ISUNYA dimulai oleh sebuah berita yang dimuat Yomiuri Shimbun.
Koran Jepang itu mengatakan tanggal 21 Oktober lalu sebuah kapal
selam angkatan laut Tentara Pembebasan Rakyat (TPR) berhasil
menembakkan peluru kendali yang dapat mencapai sasaran sejauh
1.200 km. Dikatakan pula bahwa dalam waktu sepuluh hari
berikutnya percobaan lain akan dilakukan. Kabar itu kemudian
diperkuat oleh Xinhua, kantor berita milik Beijing.
Sudah sejak 1 Oktober RRC mengumumkan apa yang dikatakannya
rencana percobaan peluncuran roket. Ia pun memperingatkan agar
lalu lintas laut menjauhkan diri dari Laut Cina bagian timur
sebelah utara Taiwan dan sebelah barat Okinawa.
Sebenarnya sudah dari bulan Mei tahun 1980 Cina melakukan
serangkaian percobaan yang disebutnya sebagai peluncuran "roket
pembawa". Tetapi baru kali inilah sebuah kapal selamnya berhasil
meluncurkan peluru kendali. Di masa dekat tak mustahil kalau
roket itu sanggup membawa kepala nuklir. Mengingat RRC sejak
tahun 60-an merupakan salah satu pemilik senjata dahsyat itu.
Para ahli militer dan strategi Barat umumnya menduga bahwa roket
itu memiliki daya capai sekitar 750 sampai 1.500 mil laut. Sama
dengan roket-roket polaris Amerika.
Menurut ukuran Barat, senjata semacam itu masih terbilang
primitif. Diperkirakan paling tidak-RRC masih memerlukan waktu
lima tahun lagi untuk mengembangkan teknologinya buat
menjadikannya operasional. Namun, tak urung itu telah
menempatkan Beijing ke dalam "klub elite" pemilik senjata itu
bersama dengan Amerika, Inggris, Uni Soviet dan Prancis.

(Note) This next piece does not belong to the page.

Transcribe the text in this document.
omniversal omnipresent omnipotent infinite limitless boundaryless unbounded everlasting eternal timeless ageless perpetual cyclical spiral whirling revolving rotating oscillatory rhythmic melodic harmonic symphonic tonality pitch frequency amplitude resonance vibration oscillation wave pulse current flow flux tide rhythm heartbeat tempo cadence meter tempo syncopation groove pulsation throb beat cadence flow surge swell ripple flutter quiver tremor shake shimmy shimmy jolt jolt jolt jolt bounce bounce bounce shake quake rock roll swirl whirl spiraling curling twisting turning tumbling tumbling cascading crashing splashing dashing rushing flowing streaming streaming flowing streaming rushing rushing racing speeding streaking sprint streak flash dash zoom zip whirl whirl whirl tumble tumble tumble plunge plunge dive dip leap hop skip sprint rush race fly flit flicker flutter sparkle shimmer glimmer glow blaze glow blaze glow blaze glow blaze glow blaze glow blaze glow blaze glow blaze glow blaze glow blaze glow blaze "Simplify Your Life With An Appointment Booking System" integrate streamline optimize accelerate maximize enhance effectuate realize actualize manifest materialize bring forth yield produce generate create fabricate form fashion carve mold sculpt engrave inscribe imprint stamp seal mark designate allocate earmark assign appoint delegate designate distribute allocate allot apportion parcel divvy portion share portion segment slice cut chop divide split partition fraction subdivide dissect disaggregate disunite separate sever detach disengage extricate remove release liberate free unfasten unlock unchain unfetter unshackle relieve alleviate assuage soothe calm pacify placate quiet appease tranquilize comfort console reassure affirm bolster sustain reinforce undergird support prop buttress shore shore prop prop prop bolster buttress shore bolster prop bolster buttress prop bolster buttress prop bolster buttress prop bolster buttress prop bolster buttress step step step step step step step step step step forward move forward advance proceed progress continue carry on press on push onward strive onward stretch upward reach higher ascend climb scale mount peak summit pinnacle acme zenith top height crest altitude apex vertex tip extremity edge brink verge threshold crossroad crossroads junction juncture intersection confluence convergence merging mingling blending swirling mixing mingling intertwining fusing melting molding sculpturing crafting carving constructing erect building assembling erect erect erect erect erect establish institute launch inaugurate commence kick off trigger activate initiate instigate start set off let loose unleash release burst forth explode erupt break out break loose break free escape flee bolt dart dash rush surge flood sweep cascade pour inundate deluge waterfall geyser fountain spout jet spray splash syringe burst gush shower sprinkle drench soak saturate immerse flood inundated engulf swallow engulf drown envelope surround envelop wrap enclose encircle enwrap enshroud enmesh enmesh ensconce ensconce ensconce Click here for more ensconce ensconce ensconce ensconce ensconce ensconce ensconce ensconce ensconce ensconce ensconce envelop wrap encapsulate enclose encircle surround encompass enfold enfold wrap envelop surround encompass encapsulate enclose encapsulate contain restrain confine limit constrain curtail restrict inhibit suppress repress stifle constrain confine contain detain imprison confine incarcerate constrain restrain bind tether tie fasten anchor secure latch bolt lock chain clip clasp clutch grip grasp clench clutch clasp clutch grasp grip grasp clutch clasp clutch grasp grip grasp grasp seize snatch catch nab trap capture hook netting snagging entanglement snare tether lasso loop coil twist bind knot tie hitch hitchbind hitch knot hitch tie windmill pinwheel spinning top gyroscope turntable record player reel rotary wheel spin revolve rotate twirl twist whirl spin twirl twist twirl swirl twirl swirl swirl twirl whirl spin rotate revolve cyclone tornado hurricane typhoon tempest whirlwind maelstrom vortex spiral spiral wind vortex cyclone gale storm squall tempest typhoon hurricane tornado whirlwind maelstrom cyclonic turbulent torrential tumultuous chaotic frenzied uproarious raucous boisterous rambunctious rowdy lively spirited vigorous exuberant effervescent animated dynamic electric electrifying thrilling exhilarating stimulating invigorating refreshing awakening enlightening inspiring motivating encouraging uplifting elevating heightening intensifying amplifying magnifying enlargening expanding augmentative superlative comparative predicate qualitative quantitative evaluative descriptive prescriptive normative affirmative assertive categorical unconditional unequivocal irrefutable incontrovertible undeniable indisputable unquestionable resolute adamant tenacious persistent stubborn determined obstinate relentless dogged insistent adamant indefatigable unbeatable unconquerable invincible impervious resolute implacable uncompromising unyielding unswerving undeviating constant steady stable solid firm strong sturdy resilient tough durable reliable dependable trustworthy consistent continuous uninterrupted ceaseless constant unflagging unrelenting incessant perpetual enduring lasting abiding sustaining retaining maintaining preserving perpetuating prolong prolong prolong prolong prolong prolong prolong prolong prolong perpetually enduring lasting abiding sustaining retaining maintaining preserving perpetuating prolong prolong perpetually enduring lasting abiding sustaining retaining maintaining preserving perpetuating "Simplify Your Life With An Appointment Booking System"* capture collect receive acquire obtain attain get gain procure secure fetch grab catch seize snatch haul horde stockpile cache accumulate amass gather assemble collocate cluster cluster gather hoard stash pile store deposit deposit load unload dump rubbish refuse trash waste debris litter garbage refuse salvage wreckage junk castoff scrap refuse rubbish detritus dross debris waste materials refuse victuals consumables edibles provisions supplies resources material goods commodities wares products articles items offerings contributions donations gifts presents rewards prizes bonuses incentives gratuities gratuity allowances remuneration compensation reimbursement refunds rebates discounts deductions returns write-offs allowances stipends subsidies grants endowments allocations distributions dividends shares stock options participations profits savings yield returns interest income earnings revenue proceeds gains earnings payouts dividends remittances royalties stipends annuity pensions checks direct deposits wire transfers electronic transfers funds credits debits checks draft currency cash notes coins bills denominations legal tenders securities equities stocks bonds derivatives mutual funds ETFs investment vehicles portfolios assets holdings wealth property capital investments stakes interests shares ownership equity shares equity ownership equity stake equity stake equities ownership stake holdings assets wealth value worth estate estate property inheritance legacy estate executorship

Ada beberapa "kebetulan" yang patut mendapat perhatian dalam hal
peluncuran roket itu.
Pertama, peristiwa itu terjadi setelah kongres partai yang baru
saja berakhir beberapa pekan yang silam. Ada dugaan bahwa
kebijaksanaan Deng Xiaoping untuk membongkar rel revolusi Maois
telah mendapat tantangan keras dari tentara. Para jenderal
senior TPR umumnya tak menyetujui program depolitisasi tentara
dan ditinggalkannya konsep perang rakyat Mao dalam strategi
militer.
Peluncuran itu, sebagai konsumsi dalam negeri, barangka1i untuk
menggaris-bawahi bahwa konsep perang rakyat sudah kuno. Dengan
adanya senjata mutakhir itu TPR yang terdiri dari 4 juta serdadu
dengan peralatan yang sudah usang harus dikurangi dan
dimodernisasi.
Ini sejalan dengan proses pelangsingan administrasi dan
personil, dan sesuai pula dengan program Empat Modernisasi.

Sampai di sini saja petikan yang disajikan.